Jose Breton / AFP7 / Europa Press
MADRID 5 jul. (EUROPA PRESS) -
O meio-campista da seleção espanhola Rodri Hernández afirmou que a equipe está “ansiosa” para enfrentar Portugal nesta segunda-feira nas oitavas de final da Copa do Mundo dos Estados Unidos, México e Canadá, um confronto que ele espera que seja “muito equilibrado” e em que será “fundamental” manter a “agressividade sem a bola” que já demonstraram contra a Áustria.
“Estamos satisfeitos com o último jogo; acho que a seleção mostrou um alto nível e agora estamos ansiosos para enfrentar Portugal, que considero uma das grandes seleções do momento, e queremos mostrar do que somos capazes”, disse Rodri à imprensa antes do treino deste domingo.
O capitão da “Roja” espera “uma partida muito equilibrada, com uma disputa acirrada pela posse de bola, para que cada um tente impor seu estilo de jogo”. “Sabemos que eles são uma equipe com muita ‘força’, sobretudo no controle de bola, mas com muita ‘força’. E teremos que levar esses fatores em conta”, indicou.
“Acho que o que sempre caracterizou essa equipe é a agressividade sem a bola e acredito que, no outro dia, contra a Áustria, recuperamos essa agressividade de roubar muitas bolas no campo adversário e de pegá-los em muitas situações desprotegidos.
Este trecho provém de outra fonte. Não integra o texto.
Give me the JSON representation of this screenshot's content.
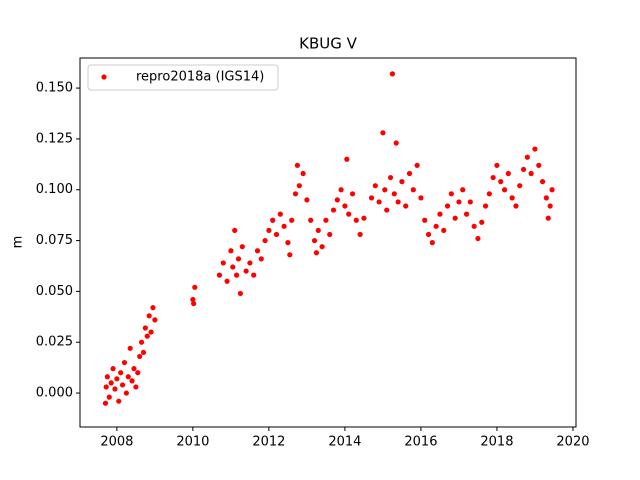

Acho que contra Portugal isso vai ser fundamental”, acrescentou a esse respeito.
Sobre Cristiano Ronaldo, o madrilenho reconheceu que “é um jogador sempre muito perigoso dentro da área”, mas alertou que Portugal tem “mais jogadores” além do madeirense, a quem ele já vê desempenhando “quase mais um papel de finalizador”. “Acho que, no que diz respeito à influência no jogo de Portugal, há jogadores muito bons também, sobretudo no meio-campo; por isso, teremos que controlar todos os aspectos da partida e, acima de tudo, conduzir o jogo para onde for mais conveniente para nós”, afirmou.
“Basta olhar para os nomes que eles têm no elenco, jogadores excelentes em todas as posições, inclusive na defesa. Os laterais também são muito ofensivos, muito físicos; é uma equipe muito completa. Tenho vários companheiros lá e teremos que mostrar nossa melhor versão”, destacou sobre os “tugas”.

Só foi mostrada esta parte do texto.